I Want to Know What Love Is: A Progressive Education Film Festival

By Brendan McCarthy

 
 

I want to know what love is. 

For some, this line is the title of a cheesy, power ballad from the 1980s by the band Foreigner. For me, the phrase and the song represent a simple, direct desire to understand one of the fundamental aspects of being human, love. I am interested in love songs. I am curious about their universality across almost every culture as a genre. Even if you are not one of the 493 million+ people who have listened to I Want to Know What Love Is on Spotify, it’s pretty difficult to argue against the importance of love.
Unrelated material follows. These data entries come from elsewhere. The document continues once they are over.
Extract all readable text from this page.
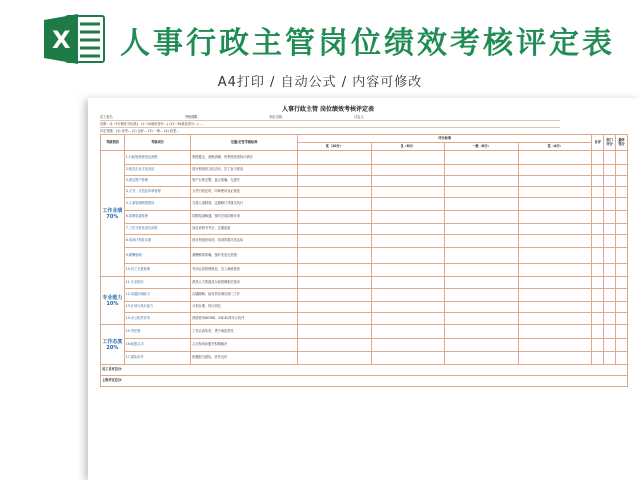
X 人事行政主管岗位绩效考核评定表
A4打印 / 自动公式 / 内容可修改
人事行政主管 岗位绩效考核评定表
员工姓名	考核期限	职位名称	评定人
说明：(1~5分制评分标准)：(1~10最低得分…) (21~30最高得分…) …
评定等级：(1) 优秀… (2) 良好… (3) 一般… (4) 较差…
考核类别	考核项目	定量/定性考核标准	评分标准				自评	部门评分	最终得分
			优（10分）	良（8分）	一般（6分）	差（4分）			
工作业绩70%	1.行政管理规范及流程	制度健全，流程清晰，每季度检查执行情况							
	2.相关企业文化活动	按计划组织文化活动，员工参与度高							
	3.固定资产管理	资产台账完整，盘点准确，无遗失							
	4.文书、文档及印章管理	文件归档及时，印章使用登记规范							
	5.人事管理制度建设	完善人事制度，定期修订并落实执行							
	6.招聘渠道管理	招聘渠道畅通，按时完成招聘计划							
	7.工作分析及岗位说明	岗位说明书齐全，定期更新							
	8.培训计划及实施	按计划组织培训，培训效果评估达标							
	9.薪酬管理	薪酬核算准确，按时发放无差错							
	10.员工关系管理	劳动合同管理规范，员工满意度高							
专业能力10%	11.专业知识	熟悉人力资源及行政管理相关知识							
	12.沟通协调能力	沟通顺畅，能有效协调各部门工作							
	13.计划与执行能力	计划合理，执行到位							
	14.办公软件应用	熟练使用WORD、EXCEL等办公软件							
工作态度20%	15.责任感	工作认真负责，勇于承担责任							
	16.积极主动	主动发现问题并积极解决							
	17.团队协作	积极配合团队，协作良好							
员工自评总分：									
上级评定总分：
Certainly, when one lacks love, the pain of its absence can make life incredibly difficult. Alternately, if one loves something and has fun doing it, it’s a lot easier to do that thing…and, often, that love and fun we experience causes us to want to continue doing whatever it is. 

That was my simple starting point to think about what a school could be.

As an educator, I have tried to focus on designing pedagogy, classes and curricula around questions of love: Who do you love? What community do you love? What are the key issues facing the people and communities you love? What do you love to do? In my research as a member of the Progressive Philosophy and Pedagogy graduate program at the University of Hawaiʻi at Mānoa, the incredible faculty team–Dr. Amber Strong Makaiau, Dr. Chad Miller, Dr. Ben Lukey, Dr. Toby Yos, Dr. Keith Cross, Dr. Summer Maunakea and Dr. Thomas Jackson– have encouraged me to wonder deeply about the impact of love on our ability to learn. I have been exploring questions like, what is the effect of love on our brains? If a student experiences love in school in some way, could even the most traditional, objective academic subjects, like mathematics, be easier for that student to learn? (I don’t think I have met anyone who does not have a horror story about math. Feels like math, in particular, could use some love.) I started dreaming about creating courses that take traditional academic subjects and inject them with an absurd amount of love, like the Love in the Time of Mathematics or Philosophy for Lovers (I know that second one is a bit redundant). This line of inquiry eventually led me to ask the question, what would happen if we created an entire school that was completely based on love? 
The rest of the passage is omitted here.